Sem tomar banho durante toda a jornada, Humphreys acabou a expedição em um shopping de luxo

E, assim, os quilômetros, horas, dias e semanas se passaram. Dentre as conversas habituais (comida, mulheres, mais comida) que Humphreys e McCarron tiveram, eles discutiam as viagens de Thesiger. Mas ele teria se surpreendido ao ver o quanto a região havia mudado em apenas algumas gerações. Os beduínos que ele tanto admirava não levavam mais uma existência tão dura. “Em nossa jornada, eles abriam as janelas de seus veículos 4×4 com ar-condicionado para tirar fotos com seus smartphones dos britânicos loucos. Onde quer que fôssemos, éramos motivo de piada”, diz Humphreys. E nada poderia tê-lo surpreendido mais do que o lugar que a dupla escolheu para o final da expedição: O topo do edifício mais alto do mundo, o Burj Khalifa, em Dubai. “Nós nos sentimos tão fora de lugar naqueles shoppings. Não nos lavávamos há um mês. A cidade moderna foi um lugar divertido para terminar a viagem. Não posso imaginar que minhas futuras expedições irão acabar do lado de fora de uma loja Dolce & Gabbana!”

 

SIR WILFRED THESIGER

 

Quem foi o explorador cuja visão mística rejeitou o moderno mundo tecnológico em favor das tribos da África e dos desertos da Arábia?

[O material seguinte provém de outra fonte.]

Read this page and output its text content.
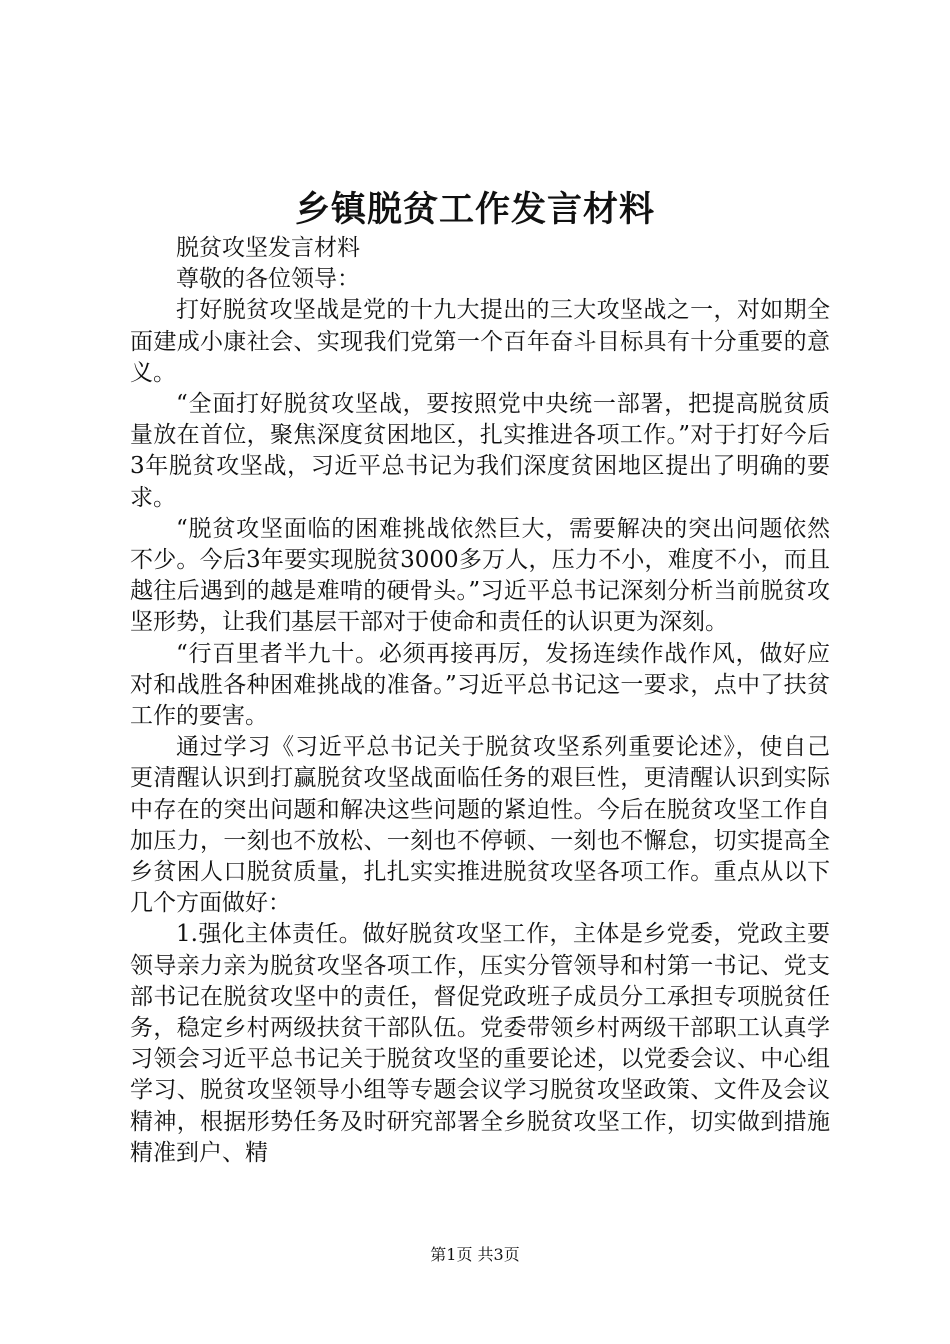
乡镇脱贫工作发言材料

脱贫攻坚发言材料

尊敬的各位领导：

打好脱贫攻坚战是党的十九大提出的三大攻坚战之一，对如期全面建成小康社会、实现我们党第一个百年奋斗目标具有十分重要的意义。

“全面打好脱贫攻坚战，要按照党中央统一部署，把提高脱贫质量放在首位，聚焦深度贫困地区，扎实推进各项工作。”对于打好今后3年脱贫攻坚战，习近平总书记为我们深度贫困地区提出了明确的要求。

“脱贫攻坚面临的困难挑战依然巨大，需要解决的突出问题依然不少。今后3年要实现脱贫3000多万人，压力不小，难度不小，而且越往后遇到的越是难啃的硬骨头。”习近平总书记深刻分析当前脱贫攻坚形势，让我们基层干部对于使命和责任的认识更为深刻。

“行百里者半九十。必须再接再厉，发扬连续作战作风，做好应对和战胜各种困难挑战的准备。”习近平总书记这一要求，点中了扶贫工作的要害。

通过学习《习近平总书记关于脱贫攻坚系列重要论述》，使自己更清醒认识到打赢脱贫攻坚战面临任务的艰巨性，更清醒认识到实际中存在的突出问题和解决这些问题的紧迫性。今后在脱贫攻坚工作自加压力，一刻也不放松、一刻也不停顿、一刻也不懈怠，切实提高全乡贫困人口脱贫质量，扎扎实实推进脱贫攻坚各项工作。重点从以下几个方面做好：

1.强化主体责任。做好脱贫攻坚工作，主体是乡党委，党政主要领导亲力亲为脱贫攻坚各项工作，压实分管领导和村第一书记、党支部书记在脱贫攻坚中的责任，督促党政班子成员分工承担专项脱贫任务，稳定乡村两级扶贫干部队伍。党委带领乡村两级干部职工认真学习领会习近平总书记关于脱贫攻坚的重要论述，以党委会议、中心组学习、脱贫攻坚领导小组等专题会议学习脱贫攻坚政策、文件及会议精神，根据形势任务及时研究部署全乡脱贫攻坚工作，切实做到措施精准到户、精

第1页 共3页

Uma vez, em 1946, Wilfred Thesiger ficou três dias no Empty Quarter à espera do resgate de seus compa-nheiros beduínos. Torturado pela fome e pela sede, ele teve alucinações onde carros o levavam a salvo para casa. “Eu preferiria morrer de fome do que sentar em uma cadeira, ouvir rádio e ser dependente de carros”, ele escreveu mais tarde. Como explorador, Thesiger, que morreu aos 93 anos, foi pego em ataques intertribais, perseguido por invasores hostis e preso pelas autoridades sauditas. Ele viajava sozinho e explorou toda a região ao sul da Arábia, cruzou a Abissínia, hoje Etiópia, onde nasceu (seu pai era o embaixador britânico), lutou ao lado dos monarquistas na guerra civil no Iêmen (1966-1967), viajou com os nômades Bakhtiari no Irã, caminhou através das planícies do Grande Deserto de areia do Irã oriental e explorou o interior do Afeganistão. Mas sua grande expedição foi pelo Empty Quarter, o maior deserto de areia do mundo, onde ele viveu de 1945 a 1949 e escreveu seu famoso livro Arabian Sands. Todas essas viagens foram feitas a pé ou por transporte tradicional, seja ele camelo, cavalo, mula, burro ou canoa.